Thursday, January 25, 2018
The Twists of Life
by Gillian Callanan
from Sheila Connolly's Many a Twist (County Cork Mystery #6)
Things haven’t been the same in Leap since Maura Donovan arrived last year.
I mean that in a good way. She all but sneaked into the village, unsure of her welcome. She’d never been to Ireland before, she’d just lost her grandmother, and she shows up and is told she has inherited a pub and a house, which was a complete surprise.
I’m a bit older than she is, but I don’t have many friends around here, even though I grew up and went to school here. Why so few friends? For one, I’m an artist, and I’ve spent much of the last ten or twenty years in Dublin making paintings and earning barely enough to survive. I loved it, but my mother would have been happier if I’d stayed in West Cork and given her grandbabies.
For another, I’ve been in love with Harry Townsend for as long as I can remember. We’ve been together on and off for years, but things kind of changed when I got pregnant last year. He was going through a rough patch then, because his nearest relative, his great-aunt Eveline, passed away. Since we were living with her in her home, the manor house on the harbor, things got a bit sticky, though Eveline had always been fond of me and hoped Harry would settle down.

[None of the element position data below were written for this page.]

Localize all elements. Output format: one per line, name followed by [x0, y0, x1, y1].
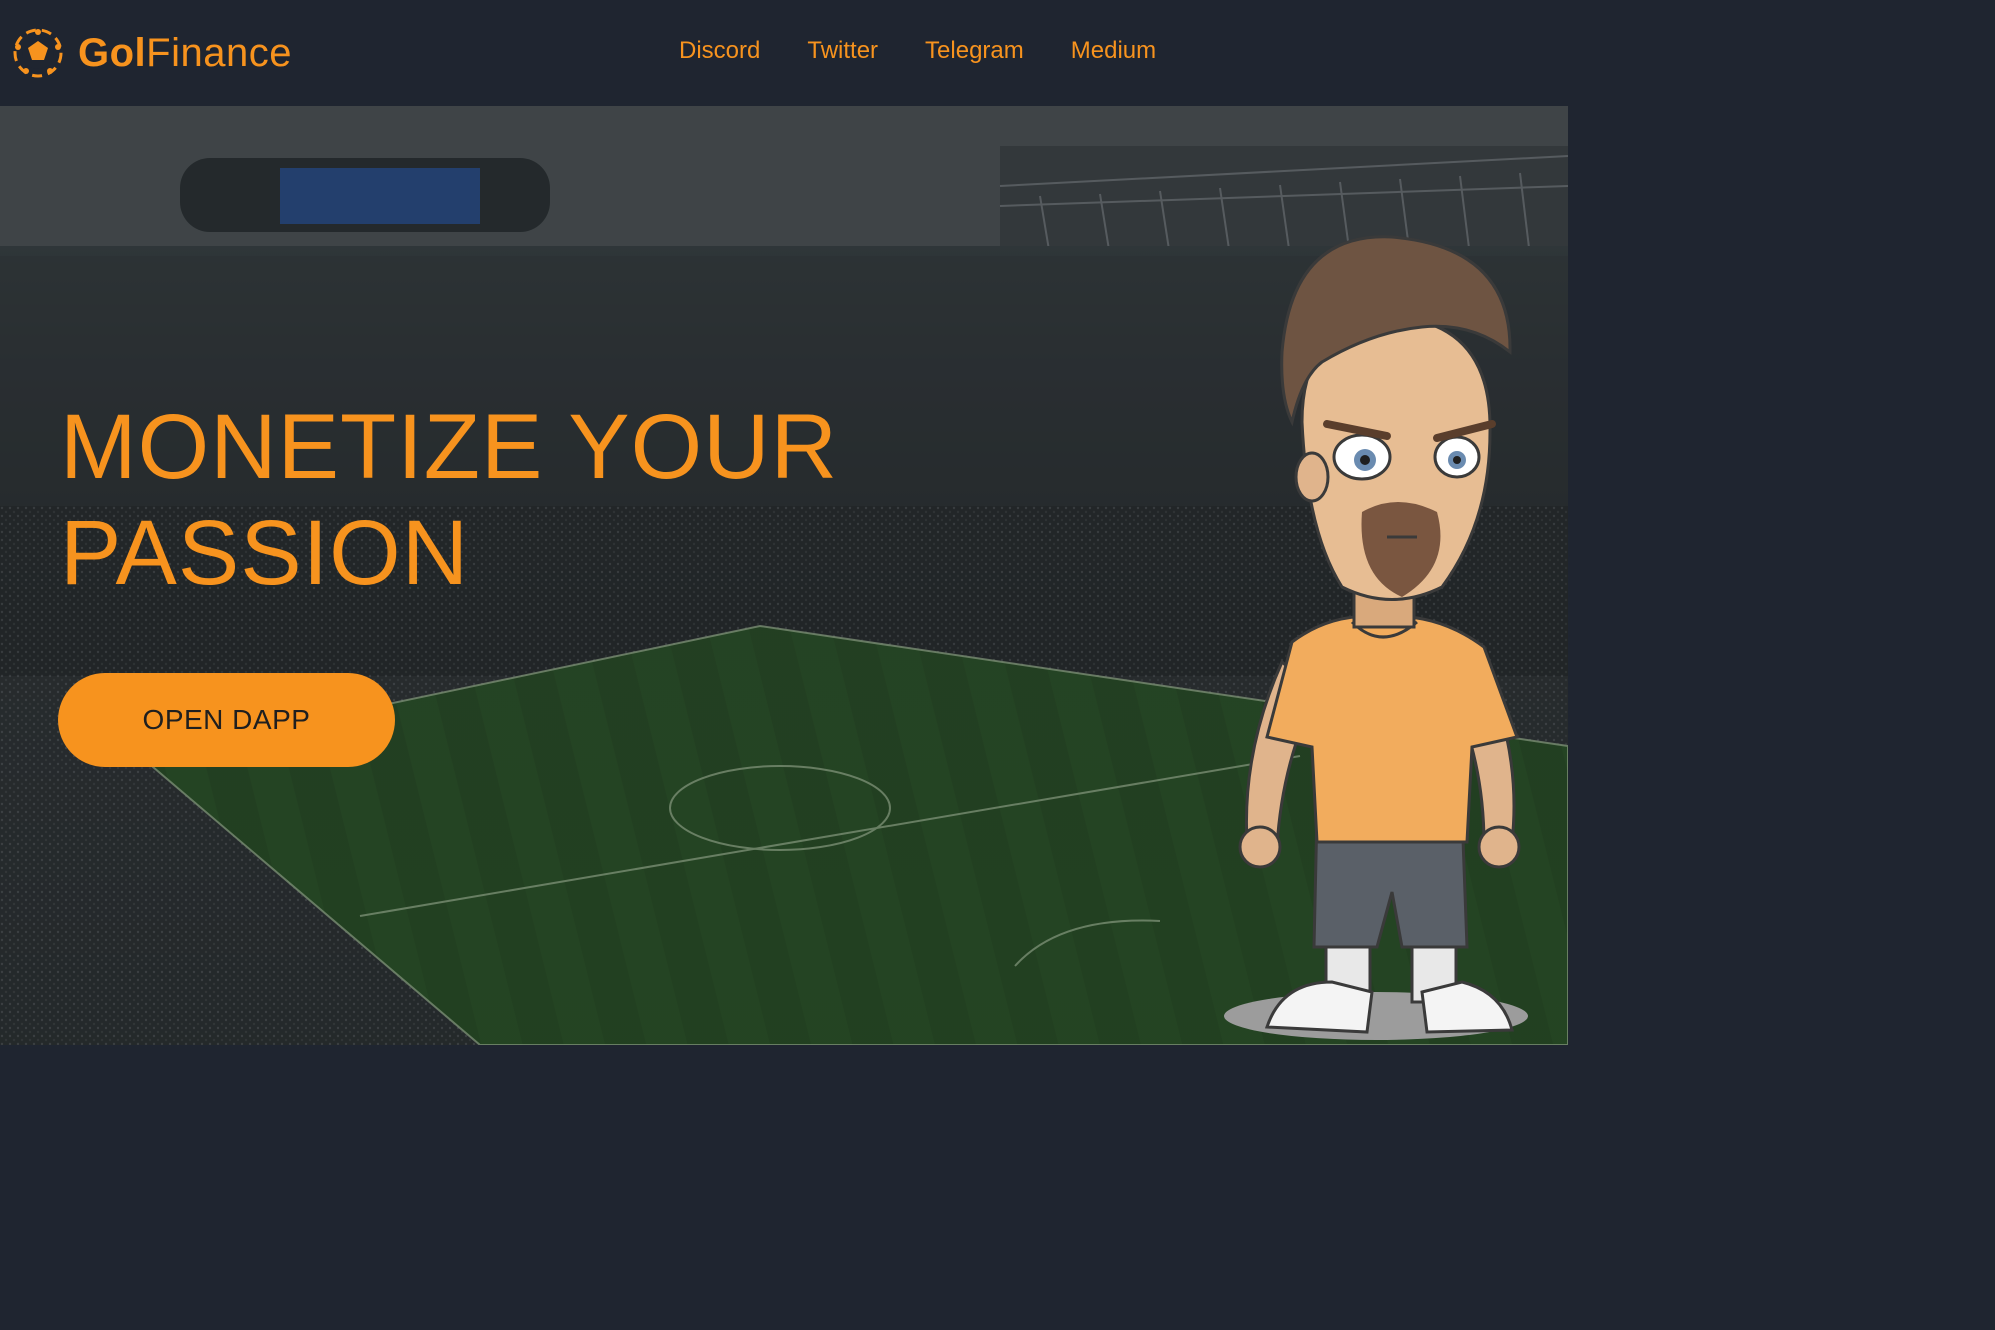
nav-links: Discord Twitter Telegram Medium	[679, 35, 1156, 67]
hero-title-line1: MONETIZE YOUR	[60, 396, 839, 498]
brand-name-gol: Gol	[78, 31, 147, 75]
open-dapp-button[interactable]: OPEN DAPP	[58, 673, 395, 767]
nav-link-discord[interactable]: Discord	[679, 35, 760, 67]
hero-title: MONETIZE YOUR PASSION	[60, 394, 960, 606]
nav-link-telegram[interactable]: Telegram	[925, 35, 1024, 67]
mascot-illustration	[1224, 235, 1528, 1040]
brand-name-finance: Finance	[146, 31, 292, 75]
nav-link-medium[interactable]: Medium	[1071, 35, 1156, 67]
nav-link-twitter[interactable]: Twitter	[807, 35, 878, 67]
top-navbar: GolFinance Discord Twitter Telegram Medi…	[0, 0, 1568, 106]
brand-name: GolFinance	[78, 33, 292, 73]
hero-section: MONETIZE YOUR PASSION OPEN DAPP	[0, 106, 1568, 1045]
soccer-ball-icon	[13, 28, 63, 78]
brand[interactable]: GolFinance	[12, 26, 292, 80]
hero-title-line2: PASSION	[60, 502, 470, 604]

My mother and family were not exactly happy about the situation, and they stopped speaking to me altogether.
That’s when Maura and I became fast friends. She let me hang out at her pub, Sullivan’s, and even helped me sell some of my paintings to passing tourists (and she still keeps a few pictures hanging in the pub).

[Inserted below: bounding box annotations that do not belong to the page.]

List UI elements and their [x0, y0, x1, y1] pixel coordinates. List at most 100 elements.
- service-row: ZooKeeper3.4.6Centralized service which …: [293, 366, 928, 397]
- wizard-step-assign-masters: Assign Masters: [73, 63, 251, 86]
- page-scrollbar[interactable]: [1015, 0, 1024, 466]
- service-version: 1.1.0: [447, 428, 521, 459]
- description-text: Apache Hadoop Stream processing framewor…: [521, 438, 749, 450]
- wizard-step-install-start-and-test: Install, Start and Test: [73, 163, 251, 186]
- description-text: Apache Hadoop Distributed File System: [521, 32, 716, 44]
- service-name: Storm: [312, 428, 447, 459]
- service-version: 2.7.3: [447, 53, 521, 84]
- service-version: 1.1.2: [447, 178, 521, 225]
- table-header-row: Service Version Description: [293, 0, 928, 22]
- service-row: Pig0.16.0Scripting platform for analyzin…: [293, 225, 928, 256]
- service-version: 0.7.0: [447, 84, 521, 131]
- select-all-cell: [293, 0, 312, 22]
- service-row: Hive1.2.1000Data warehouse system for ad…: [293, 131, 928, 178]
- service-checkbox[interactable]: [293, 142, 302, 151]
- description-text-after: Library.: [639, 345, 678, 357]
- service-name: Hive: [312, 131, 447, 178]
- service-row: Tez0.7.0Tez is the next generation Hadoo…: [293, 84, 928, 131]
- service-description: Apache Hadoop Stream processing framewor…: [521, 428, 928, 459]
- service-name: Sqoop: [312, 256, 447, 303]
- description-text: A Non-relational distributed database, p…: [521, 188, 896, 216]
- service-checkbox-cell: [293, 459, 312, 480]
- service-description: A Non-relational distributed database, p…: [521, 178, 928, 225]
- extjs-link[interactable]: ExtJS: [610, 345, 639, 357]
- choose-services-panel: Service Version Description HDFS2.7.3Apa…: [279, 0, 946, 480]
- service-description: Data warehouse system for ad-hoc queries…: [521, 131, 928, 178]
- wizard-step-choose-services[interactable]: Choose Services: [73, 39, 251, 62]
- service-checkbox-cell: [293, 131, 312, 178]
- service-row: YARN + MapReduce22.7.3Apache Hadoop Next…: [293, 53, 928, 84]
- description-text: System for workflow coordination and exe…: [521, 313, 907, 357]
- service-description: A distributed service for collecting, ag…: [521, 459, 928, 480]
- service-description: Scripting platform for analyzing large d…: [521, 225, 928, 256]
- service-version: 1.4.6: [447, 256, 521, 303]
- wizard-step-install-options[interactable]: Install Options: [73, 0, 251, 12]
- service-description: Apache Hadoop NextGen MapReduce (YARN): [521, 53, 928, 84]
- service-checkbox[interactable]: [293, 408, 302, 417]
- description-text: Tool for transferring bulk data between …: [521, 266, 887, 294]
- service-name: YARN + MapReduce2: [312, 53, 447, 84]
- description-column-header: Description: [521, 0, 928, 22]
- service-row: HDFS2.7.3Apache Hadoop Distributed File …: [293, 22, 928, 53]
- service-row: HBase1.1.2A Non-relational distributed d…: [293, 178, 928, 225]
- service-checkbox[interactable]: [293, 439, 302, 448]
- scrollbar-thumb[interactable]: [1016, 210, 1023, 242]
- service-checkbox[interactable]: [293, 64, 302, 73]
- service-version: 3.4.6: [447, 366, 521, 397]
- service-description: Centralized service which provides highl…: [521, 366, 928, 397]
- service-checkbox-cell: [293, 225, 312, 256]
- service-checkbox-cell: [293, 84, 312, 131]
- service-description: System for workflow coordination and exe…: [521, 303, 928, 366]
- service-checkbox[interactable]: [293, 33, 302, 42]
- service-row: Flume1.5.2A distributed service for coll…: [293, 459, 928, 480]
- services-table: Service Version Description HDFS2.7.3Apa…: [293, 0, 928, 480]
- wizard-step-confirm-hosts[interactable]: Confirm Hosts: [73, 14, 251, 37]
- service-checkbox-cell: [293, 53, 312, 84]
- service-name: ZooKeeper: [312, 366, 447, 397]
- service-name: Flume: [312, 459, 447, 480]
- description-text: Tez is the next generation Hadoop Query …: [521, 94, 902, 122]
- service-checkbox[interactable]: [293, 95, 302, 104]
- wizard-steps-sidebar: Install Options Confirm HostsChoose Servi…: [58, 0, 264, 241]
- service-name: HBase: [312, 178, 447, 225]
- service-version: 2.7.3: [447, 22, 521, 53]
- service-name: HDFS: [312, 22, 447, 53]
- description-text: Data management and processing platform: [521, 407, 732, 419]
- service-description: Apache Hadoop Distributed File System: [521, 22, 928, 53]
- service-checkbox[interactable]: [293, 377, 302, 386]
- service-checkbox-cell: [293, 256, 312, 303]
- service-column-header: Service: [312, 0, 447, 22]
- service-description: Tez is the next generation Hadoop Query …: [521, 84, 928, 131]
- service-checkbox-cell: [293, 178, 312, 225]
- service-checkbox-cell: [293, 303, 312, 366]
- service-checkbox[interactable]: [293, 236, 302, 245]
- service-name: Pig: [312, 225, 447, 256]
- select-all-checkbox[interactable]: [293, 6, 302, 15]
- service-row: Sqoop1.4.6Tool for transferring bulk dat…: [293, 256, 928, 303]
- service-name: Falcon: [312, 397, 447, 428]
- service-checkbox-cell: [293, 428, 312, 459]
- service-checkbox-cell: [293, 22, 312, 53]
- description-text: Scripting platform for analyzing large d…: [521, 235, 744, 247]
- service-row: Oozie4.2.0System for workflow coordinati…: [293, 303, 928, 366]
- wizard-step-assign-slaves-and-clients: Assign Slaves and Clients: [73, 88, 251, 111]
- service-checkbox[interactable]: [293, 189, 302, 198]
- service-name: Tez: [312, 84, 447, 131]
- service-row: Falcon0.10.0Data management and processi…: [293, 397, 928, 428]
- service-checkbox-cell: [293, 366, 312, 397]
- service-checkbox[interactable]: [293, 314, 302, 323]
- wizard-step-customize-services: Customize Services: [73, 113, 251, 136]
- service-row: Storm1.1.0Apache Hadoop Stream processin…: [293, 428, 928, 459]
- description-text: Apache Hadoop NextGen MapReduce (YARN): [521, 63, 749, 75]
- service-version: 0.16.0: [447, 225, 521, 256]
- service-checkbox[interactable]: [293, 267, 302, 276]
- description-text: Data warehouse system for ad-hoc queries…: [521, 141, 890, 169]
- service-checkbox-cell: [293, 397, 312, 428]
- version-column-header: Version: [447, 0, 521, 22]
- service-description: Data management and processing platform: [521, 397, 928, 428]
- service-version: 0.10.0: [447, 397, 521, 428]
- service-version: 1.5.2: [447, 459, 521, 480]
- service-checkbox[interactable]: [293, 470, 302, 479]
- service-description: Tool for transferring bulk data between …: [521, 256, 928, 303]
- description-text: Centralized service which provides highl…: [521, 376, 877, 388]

But it was when she helped me deliver the baby (in hospital, thanks goodness), and kept Harry from falling apart at the same time, that she sealed the deal.
Because there were now three of us to think about, Harry scraped together what money he could and bought the old Creamery on Ballinlough, down the hill from Maura’s cottage. And then Maura rounded up her regulars at the pub and persuaded them (with the help of some Guinness) to help clear out the old building so Harry and I—plus little Henry—could start making it a home.
Maura may be a quiet one, but she has a good heart and she gets the job done. Maybe I should set her to work to win over my mother next.
[Author's postscript, the Creamery is a real place (and my great-grandparents and their sons would have trundled their milk down the hill to here. But imagine my surprise when I drove by it last year and discovered that it had new owners, and they've already done a wonderful job of cleaning it up and modernizing it. Sorry, didn't manage to get any pictures this last trip, but it looks great. And the view of Ballinlough from the back is lovely.]